If Tim and Doreen fell on hard times, we would never say, "Well, you guys can always eat at Potluck in the Park." If Rich and April hit the skids, we would never say, "Well, you can always try to get a bed at Transition Projects."
Being in this community is a safety net that keeps us all a little further from that jagged edge of hunger.
* * *
Someone asked Jesus, "Who is my neighbor?" Jesus replied with a story, so this man could find the answer his own question. And the answer is this: "Your neighbor is the person who needs your help." Maybe the point strikes closer to home if we hear Jesus say, "Your community is whoever needs your help."
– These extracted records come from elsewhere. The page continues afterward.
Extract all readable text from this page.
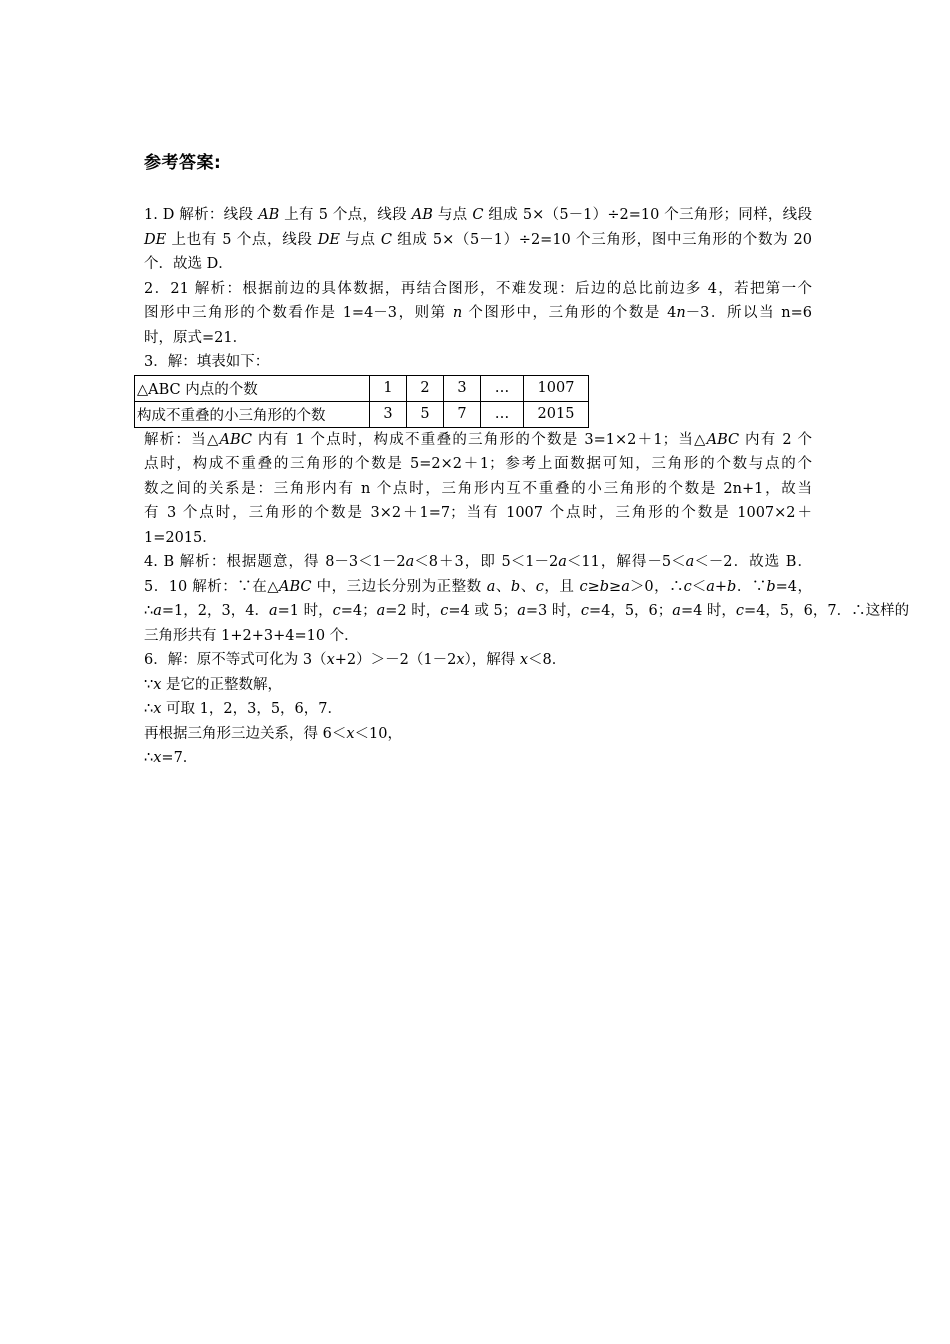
参考答案:
1. D 解析：线段 AB 上有 5 个点，线段 AB 与点 C 组成 5×（5－1）÷2=10 个三角形；同样，线段
DE 上也有 5 个点，线段 DE 与点 C 组成 5×（5－1）÷2=10 个三角形，图中三角形的个数为 20
个．故选 D．
2．21 解析：根据前边的具体数据，再结合图形，不难发现：后边的总比前边多 4，若把第一个
图形中三角形的个数看作是 1=4－3，则第 n 个图形中，三角形的个数是 4n－3．所以当 n=6
时，原式=21．
3．解：填表如下：
△ABC 内点的个数	1	2	3	…	1007
构成不重叠的小三角形的个数	3	5	7	…	2015
解析：当△ABC 内有 1 个点时，构成不重叠的三角形的个数是 3=1×2＋1；当△ABC 内有 2 个
点时，构成不重叠的三角形的个数是 5=2×2＋1；参考上面数据可知，三角形的个数与点的个
数之间的关系是：三角形内有 n 个点时，三角形内互不重叠的小三角形的个数是 2n+1，故当
有 3 个点时，三角形的个数是 3×2＋1=7；当有 1007 个点时，三角形的个数是 1007×2＋
1=2015．
4. B 解析：根据题意，得 8－3＜1－2a＜8＋3，即 5＜1－2a＜11，解得－5＜a＜－2．故选 B．
5．10 解析：∵在△ABC 中，三边长分别为正整数 a、b、c，且 c≥b≥a＞0，∴c＜a+b．∵b=4，
∴a=1，2，3，4．a=1 时，c=4；a=2 时，c=4 或 5；a=3 时，c=4，5，6；a=4 时，c=4，5，6，7．∴这样的
三角形共有 1+2+3+4=10 个．
6．解：原不等式可化为 3（x+2）＞－2（1－2x），解得 x＜8．
∵x 是它的正整数解，
∴x 可取 1，2，3，5，6，7．
再根据三角形三边关系，得 6＜x＜10，
∴x=7．
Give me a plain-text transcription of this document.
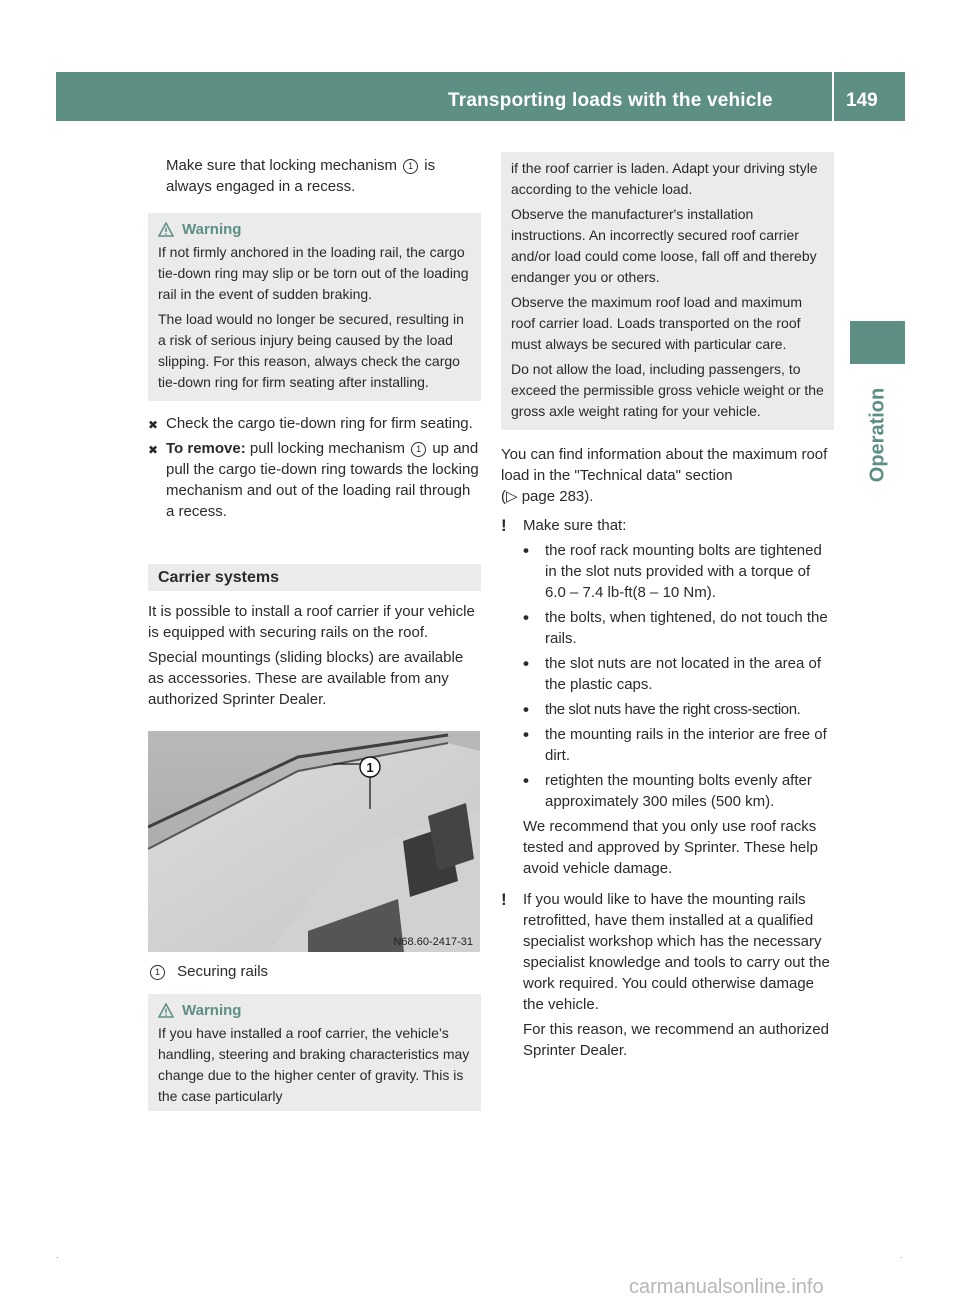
Transporting loads with the vehicle	149
Operation

Make sure that locking mechanism 1 is always engaged in a recess.

Warning

If not firmly anchored in the loading rail, the cargo tie-down ring may slip or be torn out of the loading rail in the event of sudden braking.

The load would no longer be secured, resulting in a risk of serious injury being caused by the load slipping. For this reason, always check the cargo tie-down ring for firm seating after installing.

✖ Check the cargo tie-down ring for firm seating.
✖ To remove: pull locking mechanism 1 up and pull the cargo tie-down ring towards the locking mechanism and out of the loading rail through a recess.
Carrier systems

It is possible to install a roof carrier if your vehicle is equipped with securing rails on the roof.

Special mountings (sliding blocks) are available as accessories. These are available from any authorized Sprinter Dealer.

1
N68.60-2417-31

1 Securing rails

Warning

If you have installed a roof carrier, the vehicle’s handling, steering and braking characteristics may change due to the higher center of gravity. This is the case particularly

if the roof carrier is laden. Adapt your driving style according to the vehicle load.

Observe the manufacturer's installation instructions. An incorrectly secured roof carrier and/or load could come loose, fall off and thereby endanger you or others.

Observe the maximum roof load and maximum roof carrier load. Loads transported on the roof must always be secured with particular care.

Do not allow the load, including passengers, to exceed the permissible gross vehicle weight or the gross axle weight rating for your vehicle.

You can find information about the maximum roof load in the "Technical data" section
(▷ page 283).

!	Make sure that:

•	the roof rack mounting bolts are tightened in the slot nuts provided with a torque of 6.0 – 7.4 lb-ft(8 – 10 Nm).
•	the bolts, when tightened, do not touch the rails.
•	the slot nuts are not located in the area of the plastic caps.
•	the slot nuts have the right cross-section.
•	the mounting rails in the interior are free of dirt.
•	retighten the mounting bolts evenly after approximately 300 miles (500 km).

We recommend that you only use roof racks tested and approved by Sprinter. These help avoid vehicle damage.

!	If you would like to have the mounting rails retrofitted, have them installed at a qualified specialist workshop which has the necessary specialist knowledge and tools to carry out the work required. You could otherwise damage the vehicle.

For this reason, we recommend an authorized Sprinter Dealer.

.	.
carmanualsonline.info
Community is a gift. What we have is a gift. Maybe it is enough that we give the gift of community to one another. Maybe we need to share it more broadly. How is the Spirit speaking to you on this matter?
When people call the meeting house, looking for help, what do you think I should say on our behalf? Should I tell them, "We can give you a bag of groceries. And we can give you more than this. Come and be part of our community. Come and find a home among us. We will be your brothers and sisters."
If I extend this sort of invitation, do you think we can deliver on the offer? Is there anything we would have to change about ourselves to make people feel truly welcome? Is there anything we have to give up?
* * *
Over the weekend, I read a book called, "What Every Church Member Should Know about Poverty." This book identifies a culture of poverty as distinct from a middle class culture or a culture of wealth. This is not about income level. This is about culture. Culturally, people who are accustomed to poverty have a different outlook. They have made different priorities. They think differently about money and authority and education and displays of emotion and family and the list goes on.
Yes, it is a sweeping generalization to think all poor people share the same culture. But the point is that we often make a worse generalization. When church people reach out to those in poverty, we often assume that everyone is just like us. We are blind to the divides of culture, so we set up cultural barriers that are invisible to us, but obvious marks of exclusion to others.
Community is a resource. So how can we offer our community as gift for those who need it most? Without diminishing our efforts to feed those who are hungry now, is there a way we can help people avoid hunger in the first place?